• heidegger'in tanımladığı;burda, şu an var olan manasındadır..benlik
  • orada-varlık olarak konuşlanmış bir heidegger* kahramanı..
    dasein, orada-varlık olarak, existentiell-ontik'ten existential-ontoloji'ye geçmiş bütün varlıkları içeren deli bir korniştir efendiciğim; aa hani o perdeleri taktığımız şey değil mi evlât: hani genelde üç perde rayı bulunanlardan; evet evet aynen üç, ay hastayım size valla efendiciğim..
  • pasifik dillerinden bir yar geliyor bize: (bkz: daseinfeld)..
  • almancada "varoluş" için kullanılan ve lafzen 'burada olma' ,'orada olma'anlamına gelen terim jaspers'te,gündelik anlamı içinde sıradan varoluşu ifade etmek üzere kullanılmıştır.heidegger'de, varlığın kendisi için bir problem olduğu,varolmanın ne anlama geldiği sorusunu soran bireyin varoluşu.insan varlığının,temel özellik ya da boyutları.
  • istanbul 2.bolge 6. nesil sozluk yazarlıgı aday adayı,anketler aldatmıyorsa yakında secilmesi olası kişilik.secildiğim takdirde "sozluk yazarlıgında yeni bir ekol yaratacam " diyerek beni gulduren ,secilmediğim takdirde "bunun hesabını senden soracam ayrıyeten onlar kaybeder ben deil" diyerek beni daha daha fazla gulduren sahsiyet. bunuda yazmadan edemem
    (bkz: o olmazsa biz hiçiz)
    (bkz: kalemine saglık)
    (bkz: seminer vermek)
  • cambridge university press'den çıkan ve h.b. nisbet tarafından çevirisi yapılan philosophy of right'ta bu terim existence olarak kullanılmıştır.
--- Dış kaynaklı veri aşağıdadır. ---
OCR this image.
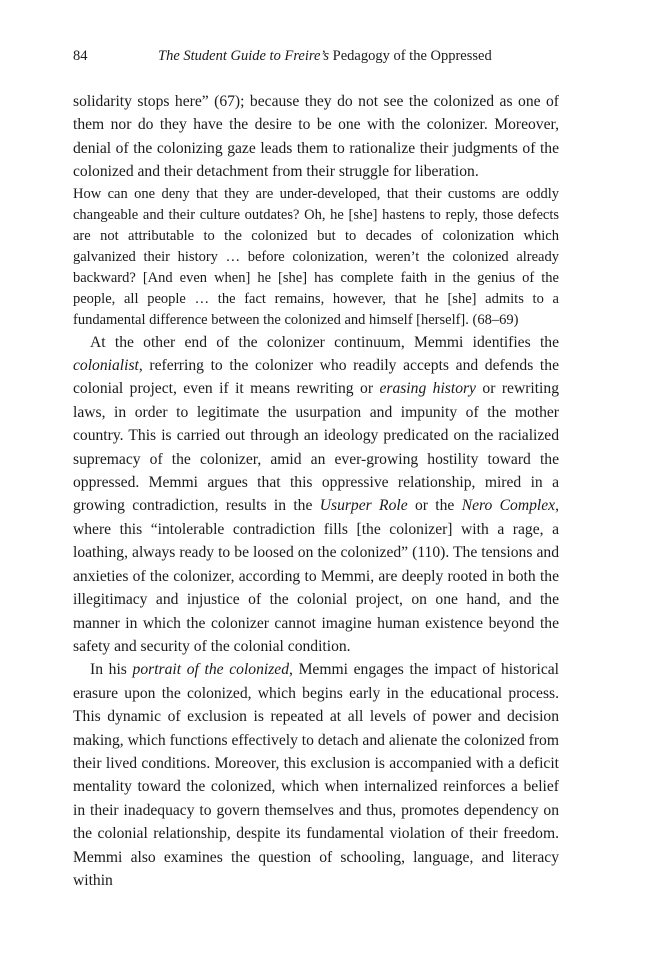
84	The Student Guide to Freire’s Pedagogy of the Oppressed

solidarity stops here” (67); because they do not see the colonized as one of them nor do they have the desire to be one with the colonizer. Moreover, denial of the colonizing gaze leads them to rationalize their judgments of the colonized and their detachment from their struggle for liberation.

How can one deny that they are under-developed, that their customs are oddly changeable and their culture outdates? Oh, he [she] hastens to reply, those defects are not attributable to the colonized but to decades of colonization which galvanized their history … before colonization, weren’t the colonized already backward? [And even when] he [she] has complete faith in the genius of the people, all people … the fact remains, however, that he [she] admits to a fundamental difference between the colonized and himself [herself]. (68–69)

At the other end of the colonizer continuum, Memmi identifies the colonialist, referring to the colonizer who readily accepts and defends the colonial project, even if it means rewriting or erasing history or rewriting laws, in order to legitimate the usurpation and impunity of the mother country. This is carried out through an ideology predicated on the racialized supremacy of the colonizer, amid an ever-growing hostility toward the oppressed. Memmi argues that this oppressive relationship, mired in a growing contradiction, results in the Usurper Role or the Nero Complex, where this “intolerable contradiction fills [the colonizer] with a rage, a loathing, always ready to be loosed on the colonized” (110). The tensions and anxieties of the colonizer, according to Memmi, are deeply rooted in both the illegitimacy and injustice of the colonial project, on one hand, and the manner in which the colonizer cannot imagine human existence beyond the safety and security of the colonial condition.

In his portrait of the colonized, Memmi engages the impact of historical erasure upon the colonized, which begins early in the educational process. This dynamic of exclusion is repeated at all levels of power and decision making, which functions effectively to detach and alienate the colonized from their lived conditions. Moreover, this exclusion is accompanied with a deficit mentality toward the colonized, which when internalized reinforces a belief in their inadequacy to govern themselves and thus, promotes dependency on the colonial relationship, despite its fundamental violation of their freedom. Memmi also examines the question of schooling, language, and literacy within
  • heidegger'in kullandığı anlamda dasein ingilizceye being there olarak çevrilir. sanırım en manalı türkçe çevirisi buradalaşmak-buradalaşan [varlık] olarak yapılanıdır. dasein'i direk insan olarak çevirmek ise hem hatalı hem de yanıltıcıdır.

    edit: alkolikfedai diyor ki ingilizceye "being in the world" olarak çeviriliyormuş.
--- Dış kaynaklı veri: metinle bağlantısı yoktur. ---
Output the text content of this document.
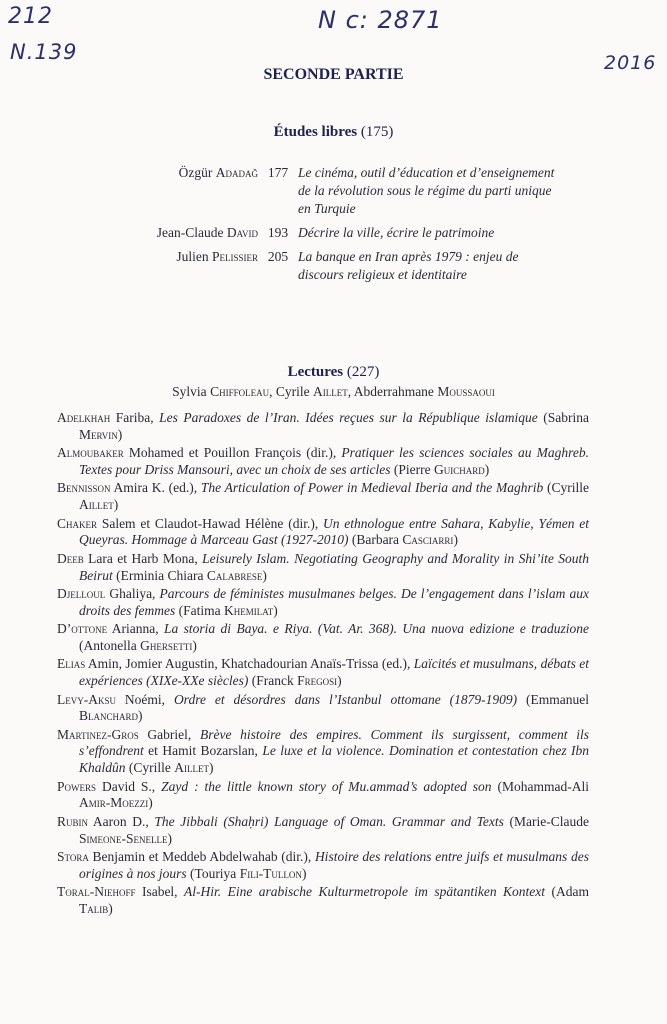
212
N.139
N c: 2871
2016
SECONDE PARTIE
Études libres (175)
Özgür Adadağ 177 Le cinéma, outil d’éducation et d’enseignement de la révolution sous le régime du parti unique en Turquie
Jean-Claude David 193 Décrire la ville, écrire le patrimoine
Julien Pelissier 205 La banque en Iran après 1979 : enjeu de discours religieux et identitaire
Lectures (227)
Sylvia Chiffoleau, Cyrile Aillet, Abderrahmane Moussaoui
Adelkhah Fariba, Les Paradoxes de l’Iran. Idées reçues sur la République islamique (Sabrina Mervin)
Almoubaker Mohamed et Pouillon François (dir.), Pratiquer les sciences sociales au Maghreb. Textes pour Driss Mansouri, avec un choix de ses articles (Pierre Guichard)
Bennisson Amira K. (ed.), The Articulation of Power in Medieval Iberia and the Maghrib (Cyrille Aillet)
Chaker Salem et Claudot-Hawad Hélène (dir.), Un ethnologue entre Sahara, Kabylie, Yémen et Queyras. Hommage à Marceau Gast (1927-2010) (Barbara Casciarri)
Deeb Lara et Harb Mona, Leisurely Islam. Negotiating Geography and Morality in Shi’ite South Beirut (Erminia Chiara Calabrese)
Djelloul Ghaliya, Parcours de féministes musulmanes belges. De l’engagement dans l’islam aux droits des femmes (Fatima Khemilat)
D’ottone Arianna, La storia di Baya. e Riya. (Vat. Ar. 368). Una nuova edizione e traduzione (Antonella Ghersetti)
Elias Amin, Jomier Augustin, Khatchadourian Anaïs-Trissa (ed.), Laïcités et musulmans, débats et expériences (XIXe-XXe siècles) (Franck Fregosi)
Levy-Aksu Noémi, Ordre et désordres dans l’Istanbul ottomane (1879-1909) (Emmanuel Blanchard)
Martinez-Gros Gabriel, Brève histoire des empires. Comment ils surgissent, comment ils s’effondrent et Hamit Bozarslan, Le luxe et la violence. Domination et contestation chez Ibn Khaldûn (Cyrille Aillet)
Powers David S., Zayd : the little known story of Mu.ammad’s adopted son (Mohammad-Ali Amir-Moezzi)
Rubin Aaron D., The Jibbali (Shaḥri) Language of Oman. Grammar and Texts (Marie-Claude Simeone-Senelle)
Stora Benjamin et Meddeb Abdelwahab (dir.), Histoire des relations entre juifs et musulmans des origines à nos jours (Touriya Fili-Tullon)
Toral-Niehoff Isabel, Al-Hir. Eine arabische Kulturmetropole im spätantiken Kontext (Adam Talib)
  • dışvarlık, belirli varlık, oradaki varlık
  • bu kelimenin çevirisiyle ilgili kafa yormanın, dilin kendisiyle kafa yormak olduğunu düşünüyorum . "dil varlığın evidir!" diye bizleri kendisiyle beraber bir taraflara çekmek isteyen heidegger'in bu kelimeyi bu denli şiirsel(metaforik) kurması da bundan kanımca. belirsizliğin ardına gizlediği varlık felsefesini tutarlı kılan yine bu kelimenin belirsiz kıldığı kavram karmaşasından sıyrılmaya çabalamasıyla ilgili bir şey. belki de olduğu yerde dönüyor "dasein" derken. olduğu yerde dönmeyi istediği için dönüyor da olabilir. bu dönüşün kendi kafasında kurduğu kelimelerle bir başka anlamı taşıdığı varsayılabilir. zira, her kelimenin anlamını deşerek ya da anlamları teker teker unutarak "buradalaşan", "zühur eden", "kelimelerin olmadığı bir yerde açan" bir felsefedir onunkisi. öyle bir muğlaklığın içinden a priori kavramlar kullanarak da dasein'i desteklemiyor. desteklemek kelimesini yok ederek bizleri inandırıyor kendine. inanmak ve tutarlı kelimelerini anlamsızlaştırarak. burada, olmak, var, martin, heidegger kelimelerini baş aşağı ederek ya da aşağı baş ederek... da, sein; çoklaşıp: "bu iki kelimenin yan yana konuşlanması nasıl net bir karşılık edinmez kendine!" dedirtiyor bizlere, "kelimeler anlamsız tuzaklarımız mı yoksa?"yı sordurtuyor bizlere, "e kelimelerle düşünüyoruz, o vakit...!"i yordurtuyor bizlere.